Odinga’s petition could beget yet more petitions from the thousands of candidates who lost other races on Aug 8. More than 14,000 candidates ran for about 1,900 electoral seats.
In the immediate term, the decision helped Kenya’s judiciary assert independence from the government, gaining trust in a country that views its institutions as some of the most corrupt in the world. Kenyatta is doing his best to undermine that trust.
Speaking at a rally in Nairobi after the court announcement, Kenyatta called the judges “crooks” and reminded supporters that he is still the incumbent president. (Under the constitution, he remains the “temporary incumbent” but has no power to appoint judges or nominate or dismiss a cabinet.)
“We shall revisit this thing. We clearly have a problem,” Kenyatta said, referring to the judiciary. “Who even elected you?

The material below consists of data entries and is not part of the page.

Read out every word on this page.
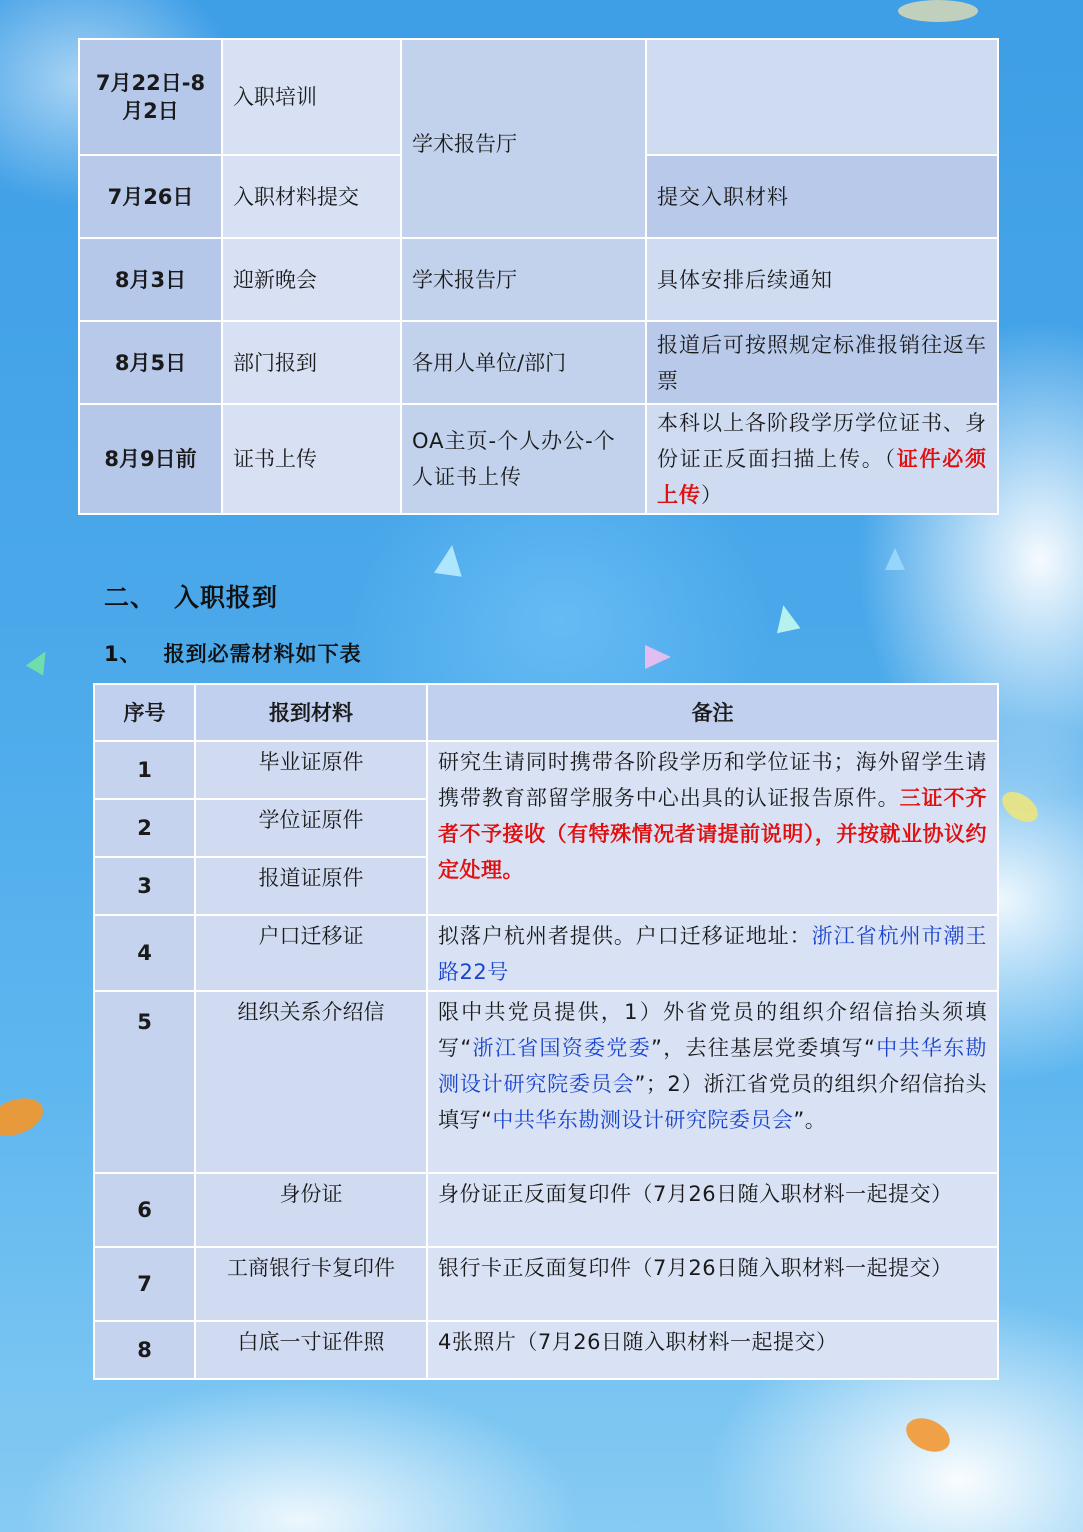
7月22日-8月2日	入职培训	学术报告厅	
7月26日	入职材料提交		提交入职材料
8月3日	迎新晚会	学术报告厅	具体安排后续通知
8月5日	部门报到	各用人单位/部门	报道后可按照规定标准报销往返车票
8月9日前	证书上传	OA主页-个人办公-个人证书上传	本科以上各阶段学历学位证书、身份证正反面扫描上传。（证件必须上传）
二、 入职报到
1、 报到必需材料如下表
序号	报到材料	备注
1	毕业证原件	研究生请同时携带各阶段学历和学位证书；海外留学生请携带教育部留学服务中心出具的认证报告原件。三证不齐者不予接收（有特殊情况者请提前说明），并按就业协议约定处理。
2	学位证原件	
3	报道证原件	
4	户口迁移证	拟落户杭州者提供。户口迁移证地址：浙江省杭州市潮王路22号
5	组织关系介绍信	限中共党员提供，1）外省党员的组织介绍信抬头须填写“浙江省国资委党委”，去往基层党委填写“中共华东勘测设计研究院委员会”；2）浙江省党员的组织介绍信抬头填写“中共华东勘测设计研究院委员会”。
6	身份证	身份证正反面复印件（7月26日随入职材料一起提交）
7	工商银行卡复印件	银行卡正反面复印件（7月26日随入职材料一起提交）
8	白底一寸证件照	4张照片（7月26日随入职材料一起提交）
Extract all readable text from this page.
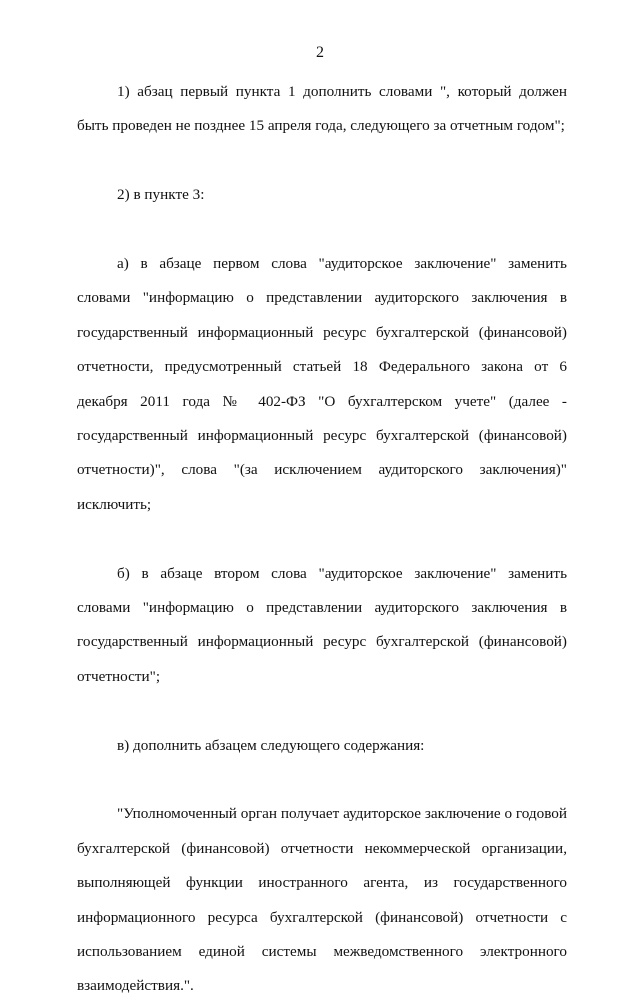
2

1) абзац первый пункта 1 дополнить словами ", который должен быть проведен не позднее 15 апреля года, следующего за отчетным годом";

2) в пункте 3:

а) в абзаце первом слова "аудиторское заключение" заменить словами "информацию о представлении аудиторского заключения в государственный информационный ресурс бухгалтерской (финансовой) отчетности, предусмотренный статьей 18 Федерального закона от 6 декабря 2011 года № 402-ФЗ "О бухгалтерском учете" (далее - государственный информационный ресурс бухгалтерской (финансовой) отчетности)", слова "(за исключением аудиторского заключения)" исключить;

б) в абзаце втором слова "аудиторское заключение" заменить словами "информацию о представлении аудиторского заключения в государственный информационный ресурс бухгалтерской (финансовой) отчетности";

в) дополнить абзацем следующего содержания:

"Уполномоченный орган получает аудиторское заключение о годовой бухгалтерской (финансовой) отчетности некоммерческой организации, выполняющей функции иностранного агента, из государственного информационного ресурса бухгалтерской (финансовой) отчетности с использованием единой системы межведомственного электронного взаимодействия.".
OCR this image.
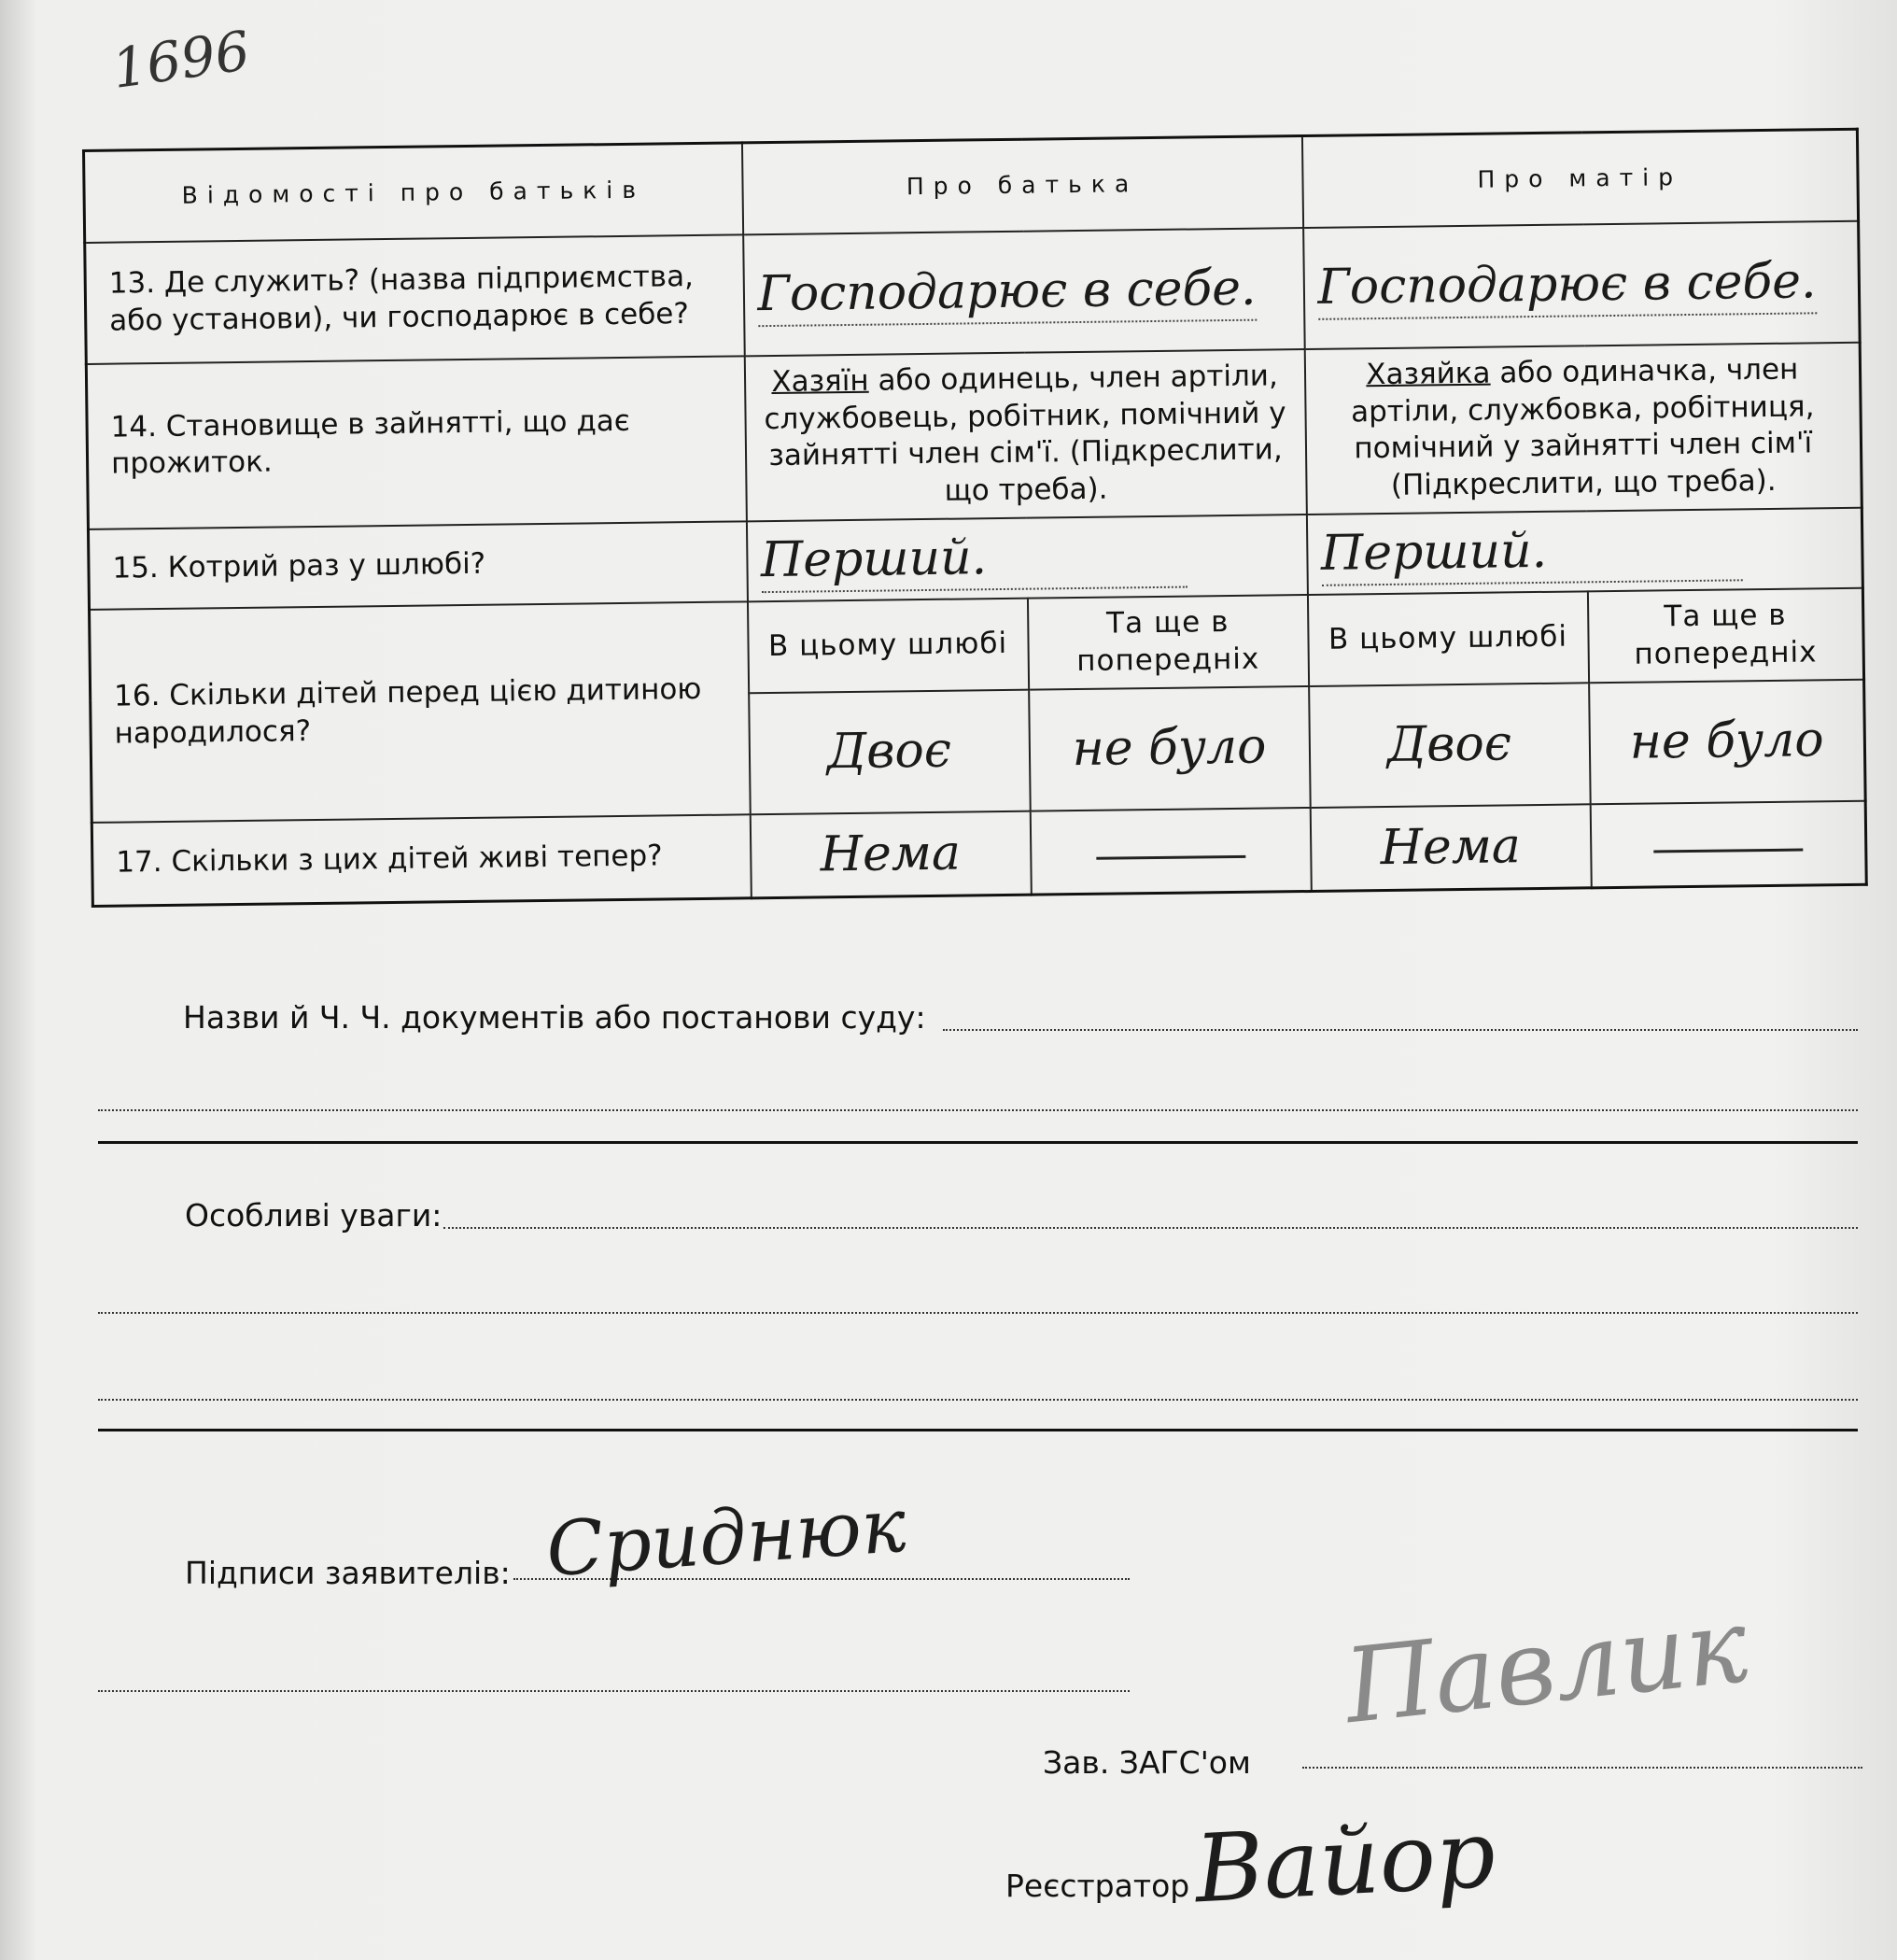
1696
Відомості про батьків	Про батька		Про матір	
13. Де служить? (назва підприємства, або установи), чи господарює в себе?	Господарює в себе.		Господарює в себе.	
14. Становище в зайнятті, що дає прожиток.	Хазяїн або одинець, член артіли, службовець, робітник, помічний у зайнятті член сім'ї. (Підкреслити, що треба).		Хазяйка або одиначка, член артіли, службовка, робітниця, помічний у зайнятті член сім'ї (Підкреслити, що треба).	
15. Котрий раз у шлюбі?	Перший.		Перший.	
16. Скільки дітей перед цією дитиною народилося?	В цьому шлюбі	Та ще в попередніх	В цьому шлюбі	Та ще в попередніх
	Двоє	не було	Двоє	не було
17. Скільки з цих дітей живі тепер?	Нема		Нема	
Назви й Ч. Ч. документів або постанови суду:
Особливі уваги:
Підписи заявителів: Сриднюк
Зав. ЗАГС'ом
Павлик
Реєстратор Вайор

Were you [elected]? We have a problem and we must fix it.” His lawyer said only a “third world court” would make such a decision.
Odinga for his part is going after the international election observers who endorsed the Aug 8 poll. Some 400 election monitors from the African Union, the European Union, and the United States, including former US secretary of state John Kerry, said vote had been “free, fair and credible.” After the high court came to the exact opposite conclusion, Odinga released a statement: “With this courageous verdict we put on trial the international observers who moved fast to sanitize fraud. Their role must be reexamined.”
When Kenyatta was declared the winner last month, he said that “in a true democracy, all Kenyans are winners.” As the country gears up for another round of campaigning, voters can only hope that both candidates try to live up to that truism.